San Francisco: Hackers compromised personal data of more than 10.6 million users — celebrities, tech CEOs and employees, reporters and government officials — who stayed at the MGM Resorts hotels in Las Vegas last summer, and dumped the data online on a hacking forum.

The leaked personal details include full names, home addresses, phone numbers, emails and dates of birth of high-profile guests, including Twitter CEO Jack Dorsey, pop star Justin Bieber and officials from the Department of Homeland Security (DHS) and the Transportation Security Administration (TSA), ZDNet reported on Thursday.

MGM Resorts hotels include Bellagio, Aria, MGM Grand, Mandalay Bay, Park MGM, Mirage, Luxor and Excalibur in Las Vegas and almost all of these are booked round the year for conferences, mostly related to technology.

ZDNet verified the authenticity of the data with MGM Resorts and it confirmed the incident occurred last year and affected guests were informed.

“We got confirmation from international business travellers, reporters attending tech conferences, CEOs attending business meetings, and government officials travelling to Las Vegas branches,” said the report.

An MGM spokesperson confirmed the data breach.

“Last summer, we discovered unauthorised access to a cloud server that contained a limited amount of information for certain previous guests of MGM Resorts. We are confident that no financial, payment card or password data was involved in this matter,’ the spokesperson was quoted as saying.

MGM Resorts hired two cybersecurity forensics firms to conduct an internal investigation into last year’s server exposure.

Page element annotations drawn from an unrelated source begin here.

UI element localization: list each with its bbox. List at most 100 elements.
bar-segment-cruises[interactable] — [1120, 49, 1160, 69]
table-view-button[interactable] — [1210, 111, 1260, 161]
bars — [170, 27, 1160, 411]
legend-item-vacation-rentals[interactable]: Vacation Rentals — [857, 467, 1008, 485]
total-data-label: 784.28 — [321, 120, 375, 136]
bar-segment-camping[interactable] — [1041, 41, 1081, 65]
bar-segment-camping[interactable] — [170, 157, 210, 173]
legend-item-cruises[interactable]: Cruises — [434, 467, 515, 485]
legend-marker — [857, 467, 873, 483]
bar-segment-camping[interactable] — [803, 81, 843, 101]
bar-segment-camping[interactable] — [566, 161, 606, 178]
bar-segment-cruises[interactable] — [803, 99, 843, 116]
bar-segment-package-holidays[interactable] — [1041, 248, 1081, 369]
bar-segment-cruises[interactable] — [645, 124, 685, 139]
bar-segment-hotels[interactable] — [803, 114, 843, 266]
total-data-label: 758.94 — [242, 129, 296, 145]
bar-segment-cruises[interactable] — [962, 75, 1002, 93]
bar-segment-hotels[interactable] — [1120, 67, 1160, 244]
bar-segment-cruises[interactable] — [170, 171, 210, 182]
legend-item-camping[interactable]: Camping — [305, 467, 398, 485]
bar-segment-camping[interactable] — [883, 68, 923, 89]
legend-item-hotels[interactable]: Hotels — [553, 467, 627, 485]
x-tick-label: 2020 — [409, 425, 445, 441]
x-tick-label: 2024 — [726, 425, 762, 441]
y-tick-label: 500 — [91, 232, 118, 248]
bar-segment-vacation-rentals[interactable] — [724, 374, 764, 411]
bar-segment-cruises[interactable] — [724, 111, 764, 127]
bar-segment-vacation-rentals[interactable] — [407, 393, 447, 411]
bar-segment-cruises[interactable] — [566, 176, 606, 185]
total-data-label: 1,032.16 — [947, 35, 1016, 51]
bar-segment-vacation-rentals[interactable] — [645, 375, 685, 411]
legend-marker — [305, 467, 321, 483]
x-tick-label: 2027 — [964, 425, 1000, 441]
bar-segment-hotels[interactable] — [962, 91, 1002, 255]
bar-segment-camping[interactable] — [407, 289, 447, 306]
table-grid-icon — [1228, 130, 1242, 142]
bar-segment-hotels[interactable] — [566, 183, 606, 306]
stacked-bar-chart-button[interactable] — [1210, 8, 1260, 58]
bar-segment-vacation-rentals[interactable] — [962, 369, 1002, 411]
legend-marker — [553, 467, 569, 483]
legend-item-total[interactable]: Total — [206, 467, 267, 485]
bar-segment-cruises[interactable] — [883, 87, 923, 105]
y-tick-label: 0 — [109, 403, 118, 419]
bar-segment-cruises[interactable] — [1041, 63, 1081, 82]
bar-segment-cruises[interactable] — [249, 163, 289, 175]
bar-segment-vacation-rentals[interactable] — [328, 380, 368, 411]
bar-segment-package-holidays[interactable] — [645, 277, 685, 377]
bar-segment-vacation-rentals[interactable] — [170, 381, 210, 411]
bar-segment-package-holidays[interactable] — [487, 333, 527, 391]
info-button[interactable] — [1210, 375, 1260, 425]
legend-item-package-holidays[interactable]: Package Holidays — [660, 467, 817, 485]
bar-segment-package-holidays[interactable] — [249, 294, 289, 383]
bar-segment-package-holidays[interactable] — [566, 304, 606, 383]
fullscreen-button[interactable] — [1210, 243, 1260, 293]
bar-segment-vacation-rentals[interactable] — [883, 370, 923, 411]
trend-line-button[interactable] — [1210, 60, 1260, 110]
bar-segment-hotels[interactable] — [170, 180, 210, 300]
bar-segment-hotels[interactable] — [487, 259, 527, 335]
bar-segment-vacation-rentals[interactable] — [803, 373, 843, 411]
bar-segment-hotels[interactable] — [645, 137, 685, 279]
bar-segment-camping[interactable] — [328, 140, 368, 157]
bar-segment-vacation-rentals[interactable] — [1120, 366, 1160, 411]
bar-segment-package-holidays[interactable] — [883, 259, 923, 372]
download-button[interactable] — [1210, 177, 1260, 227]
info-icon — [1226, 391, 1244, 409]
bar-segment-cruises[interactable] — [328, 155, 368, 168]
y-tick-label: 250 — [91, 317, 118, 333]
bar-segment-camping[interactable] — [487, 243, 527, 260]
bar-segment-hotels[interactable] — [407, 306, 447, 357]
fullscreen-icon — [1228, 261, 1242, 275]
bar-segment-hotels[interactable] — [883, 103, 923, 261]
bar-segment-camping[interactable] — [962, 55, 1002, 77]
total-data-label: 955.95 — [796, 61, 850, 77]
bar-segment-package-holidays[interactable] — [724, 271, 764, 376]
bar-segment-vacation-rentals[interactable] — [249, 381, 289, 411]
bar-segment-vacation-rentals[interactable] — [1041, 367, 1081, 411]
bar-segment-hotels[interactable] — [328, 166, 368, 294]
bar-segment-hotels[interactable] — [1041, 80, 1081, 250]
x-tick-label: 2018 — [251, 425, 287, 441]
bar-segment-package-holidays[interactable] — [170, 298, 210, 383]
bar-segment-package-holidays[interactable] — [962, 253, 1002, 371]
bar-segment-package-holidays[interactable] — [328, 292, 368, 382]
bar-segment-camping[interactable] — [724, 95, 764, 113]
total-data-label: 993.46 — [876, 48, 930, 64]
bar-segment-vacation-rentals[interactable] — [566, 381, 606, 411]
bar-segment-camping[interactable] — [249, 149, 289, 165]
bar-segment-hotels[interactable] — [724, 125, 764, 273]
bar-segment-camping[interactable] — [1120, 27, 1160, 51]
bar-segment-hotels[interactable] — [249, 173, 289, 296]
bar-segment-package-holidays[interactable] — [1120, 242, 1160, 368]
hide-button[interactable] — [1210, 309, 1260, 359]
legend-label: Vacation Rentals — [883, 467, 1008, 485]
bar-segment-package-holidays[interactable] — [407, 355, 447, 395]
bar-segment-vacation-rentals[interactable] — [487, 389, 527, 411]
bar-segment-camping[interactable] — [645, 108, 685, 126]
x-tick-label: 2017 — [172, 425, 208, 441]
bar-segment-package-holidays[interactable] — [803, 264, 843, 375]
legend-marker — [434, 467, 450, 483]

According to the hotel chain, it notified all impacted hotel guests in accordance with applicable state laws.

The leaked data is a treasure trove for contact details for many high-profile users, working for big tech firms and governments all over the world.

According to the report, these users are at a higher risk of receiving spear-phishing emails, and being SIM swapped.

In total, the MGM data dump contains personal details for 10,683,188 former hotel guests.